Ich hatte den Jungen erschreckt, war aber froh, dass ich schnell genug aus dem Wohnzimmer verschwunden war, sodass Ms. Roberts mich nicht gesehen hatte. Es tat mir leid und ich überlegte, mich zu entschuldigen, aber als ich ihre Worte gehört hatte, dass sie davon ausging, dass bloß ich derjenige war, der durchs Haus streunte, verwarf ich den Gedanken. Ich hatte mitbekommen, dass sie den Jungen ins Spielzimmer gebracht hatte, weshalb ich mich dort im Geheimgang aufhielt. Ich betrachtete ihn und kam mir dabei wie ein Verbrecher vor. Es war nicht normal, dass ich ein Kind beobachtete, das sich in meinem Haus aufhielt, aber ich hatte so lange keines mehr gesehen, dass ich nicht rational entschied. Außerdem hatte ich so einen näheren Blick auf meine neue Haushälterin werfen können. Hoffentlich nahmen die beiden mir nicht übel, dass ich sie beobachtete, andererseits war dies mein Haus und ich konnte tun und lassen, was ich wollte.
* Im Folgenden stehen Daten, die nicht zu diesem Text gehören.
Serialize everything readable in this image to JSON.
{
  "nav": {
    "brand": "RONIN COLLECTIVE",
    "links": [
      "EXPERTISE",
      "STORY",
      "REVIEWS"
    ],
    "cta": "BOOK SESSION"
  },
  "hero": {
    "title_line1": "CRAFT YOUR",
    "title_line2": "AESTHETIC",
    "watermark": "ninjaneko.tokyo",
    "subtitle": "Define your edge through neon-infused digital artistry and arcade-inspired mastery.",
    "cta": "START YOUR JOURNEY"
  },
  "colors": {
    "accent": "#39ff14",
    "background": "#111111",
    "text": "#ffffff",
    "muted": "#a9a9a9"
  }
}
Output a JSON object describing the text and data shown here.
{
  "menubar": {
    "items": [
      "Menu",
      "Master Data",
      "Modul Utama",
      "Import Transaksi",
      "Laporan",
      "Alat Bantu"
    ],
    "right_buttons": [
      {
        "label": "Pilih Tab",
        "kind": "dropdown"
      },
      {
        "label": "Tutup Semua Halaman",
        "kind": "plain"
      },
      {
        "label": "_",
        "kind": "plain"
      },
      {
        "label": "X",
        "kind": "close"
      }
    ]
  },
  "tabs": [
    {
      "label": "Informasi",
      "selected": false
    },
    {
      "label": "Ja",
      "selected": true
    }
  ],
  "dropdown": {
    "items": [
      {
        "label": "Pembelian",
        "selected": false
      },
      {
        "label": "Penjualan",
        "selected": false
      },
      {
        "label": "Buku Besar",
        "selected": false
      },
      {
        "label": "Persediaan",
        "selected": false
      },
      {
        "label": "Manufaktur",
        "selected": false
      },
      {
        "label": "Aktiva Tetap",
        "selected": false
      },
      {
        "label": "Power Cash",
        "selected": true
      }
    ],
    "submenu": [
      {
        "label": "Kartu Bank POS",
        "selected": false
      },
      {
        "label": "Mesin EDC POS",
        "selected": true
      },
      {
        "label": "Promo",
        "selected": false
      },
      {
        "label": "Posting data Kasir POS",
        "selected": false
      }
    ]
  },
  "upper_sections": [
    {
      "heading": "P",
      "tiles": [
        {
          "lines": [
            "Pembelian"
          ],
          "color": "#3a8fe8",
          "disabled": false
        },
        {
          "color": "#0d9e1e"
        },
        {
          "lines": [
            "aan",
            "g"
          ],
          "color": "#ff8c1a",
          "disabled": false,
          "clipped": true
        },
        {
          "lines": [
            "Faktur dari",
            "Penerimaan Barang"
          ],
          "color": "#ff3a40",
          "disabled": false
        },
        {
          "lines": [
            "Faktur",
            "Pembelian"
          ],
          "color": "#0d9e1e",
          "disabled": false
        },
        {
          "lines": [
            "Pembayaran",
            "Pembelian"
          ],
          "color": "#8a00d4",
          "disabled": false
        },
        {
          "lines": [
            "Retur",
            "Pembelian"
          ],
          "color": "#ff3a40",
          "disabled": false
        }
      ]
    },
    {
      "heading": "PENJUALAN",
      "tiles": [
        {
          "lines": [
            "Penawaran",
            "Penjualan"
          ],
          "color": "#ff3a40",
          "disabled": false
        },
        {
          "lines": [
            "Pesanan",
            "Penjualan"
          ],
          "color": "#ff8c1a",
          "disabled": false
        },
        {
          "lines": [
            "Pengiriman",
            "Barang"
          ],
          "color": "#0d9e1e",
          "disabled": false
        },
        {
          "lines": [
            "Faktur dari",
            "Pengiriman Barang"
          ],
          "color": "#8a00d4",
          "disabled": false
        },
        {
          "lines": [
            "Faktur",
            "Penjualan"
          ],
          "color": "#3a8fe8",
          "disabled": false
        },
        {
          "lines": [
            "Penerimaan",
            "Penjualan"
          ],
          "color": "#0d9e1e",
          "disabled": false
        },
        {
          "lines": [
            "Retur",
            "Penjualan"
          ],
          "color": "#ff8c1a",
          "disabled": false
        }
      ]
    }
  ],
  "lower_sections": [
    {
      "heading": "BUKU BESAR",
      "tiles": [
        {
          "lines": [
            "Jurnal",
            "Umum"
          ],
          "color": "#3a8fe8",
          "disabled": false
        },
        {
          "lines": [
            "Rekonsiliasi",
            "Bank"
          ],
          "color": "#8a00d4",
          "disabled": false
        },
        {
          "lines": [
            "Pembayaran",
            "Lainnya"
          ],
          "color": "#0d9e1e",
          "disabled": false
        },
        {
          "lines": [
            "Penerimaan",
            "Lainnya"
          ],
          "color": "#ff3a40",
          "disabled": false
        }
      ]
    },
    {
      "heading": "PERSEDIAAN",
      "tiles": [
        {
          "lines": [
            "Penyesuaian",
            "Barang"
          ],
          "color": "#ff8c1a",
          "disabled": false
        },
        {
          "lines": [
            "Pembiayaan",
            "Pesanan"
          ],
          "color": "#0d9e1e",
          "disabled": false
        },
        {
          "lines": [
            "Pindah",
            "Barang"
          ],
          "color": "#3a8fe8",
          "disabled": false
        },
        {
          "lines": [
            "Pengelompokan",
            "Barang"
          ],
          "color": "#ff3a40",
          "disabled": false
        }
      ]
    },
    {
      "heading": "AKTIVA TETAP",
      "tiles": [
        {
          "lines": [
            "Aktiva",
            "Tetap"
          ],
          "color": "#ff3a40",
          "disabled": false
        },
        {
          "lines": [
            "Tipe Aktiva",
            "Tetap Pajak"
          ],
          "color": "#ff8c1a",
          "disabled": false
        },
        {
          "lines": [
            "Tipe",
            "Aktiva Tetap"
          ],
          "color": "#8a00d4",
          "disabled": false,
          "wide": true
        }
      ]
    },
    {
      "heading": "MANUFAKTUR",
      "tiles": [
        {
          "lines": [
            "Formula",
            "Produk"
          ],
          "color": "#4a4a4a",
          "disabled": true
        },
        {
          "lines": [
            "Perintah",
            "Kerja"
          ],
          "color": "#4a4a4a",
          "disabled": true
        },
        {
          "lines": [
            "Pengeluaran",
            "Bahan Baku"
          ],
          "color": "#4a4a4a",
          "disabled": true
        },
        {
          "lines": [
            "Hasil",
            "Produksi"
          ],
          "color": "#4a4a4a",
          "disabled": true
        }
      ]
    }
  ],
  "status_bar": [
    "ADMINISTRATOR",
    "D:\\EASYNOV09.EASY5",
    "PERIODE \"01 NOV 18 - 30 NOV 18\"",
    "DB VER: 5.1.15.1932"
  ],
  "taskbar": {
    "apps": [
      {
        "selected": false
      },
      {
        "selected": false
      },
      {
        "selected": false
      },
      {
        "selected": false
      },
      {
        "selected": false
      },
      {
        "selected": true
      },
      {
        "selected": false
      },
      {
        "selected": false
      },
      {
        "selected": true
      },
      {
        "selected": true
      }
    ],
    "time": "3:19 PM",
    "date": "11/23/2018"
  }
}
Vier Wochen später war der Alltag eingekehrt. Draußen schneite es seit Tagen und im Radio hatte ich gehört, dass die Kinder schneefrei hatten. Das war auch der Grund dafür, dass Ms. Roberts den Jungen, den ich inzwischen mehr als einmal unwillentlich erschreckt hatte, wieder mitbrachte. In den neuneinhalb Stunden, die sie am Tag im Haus war, sang Ms. Roberts und brachte voll guter Laune den Haushalt in Schuss – für mich war es die beste Zeit des Tages. So viel Lebensfreude hatte zuletzt Caroline in diese vier Wände gebracht. Manchmal folgte ich Ms. Roberts über die Geheimgänge, aber ich zeigte mich ihr noch nicht.
Nun befand ich mich in meiner Suite und sah, dass ein Zettel unter der Tür durchgeschoben wurde. Ich erhob mich vom Sessel und ging zu der Notiz.
Heute hatte ich keine Nachricht an der Tür. Möchten Sie etwas Bestimmtes zu Abend essen?
Ich verzog meine Lippen zu einem schmalen Lächeln, danach ging ich an meinen Schreibtisch.
Ich würde mich über Spaghetti mit Fleischbällchen freuen. Das letzte Mal waren sie vorzüglich.
Nachdem ich meine Antwort auf die Notiz geschrieben hatte, brachte ich sie zurück zur Tür. Da ich keine Schritte gehört hatte, ging ich davon aus, dass sie noch im Flur stand. Ich hatte den Zettel kaum ein Stückchen durch den Türspalt geschoben, da zog Ms. Roberts schon daran.
Etwas später bekam ich ihn noch einmal zurück.
Dann werde ich Spaghetti mit Fleischbällchen zubereiten, bevor ich Feierabend mache.
Ich hob eine Augenbraue, anschließend drehte ich mich zum Fenster. Es schneite immer noch heftig, außerdem war es stürmisch. Bei diesem Wetter konnte ich sie unmöglich zurück in die Stadt fahren lassen. Noch einmal lief ich zum Schreibtisch.
Es wäre mir lieber, wenn Sie und Ihr Neffe in einem der Gästezimmer übernachten würden.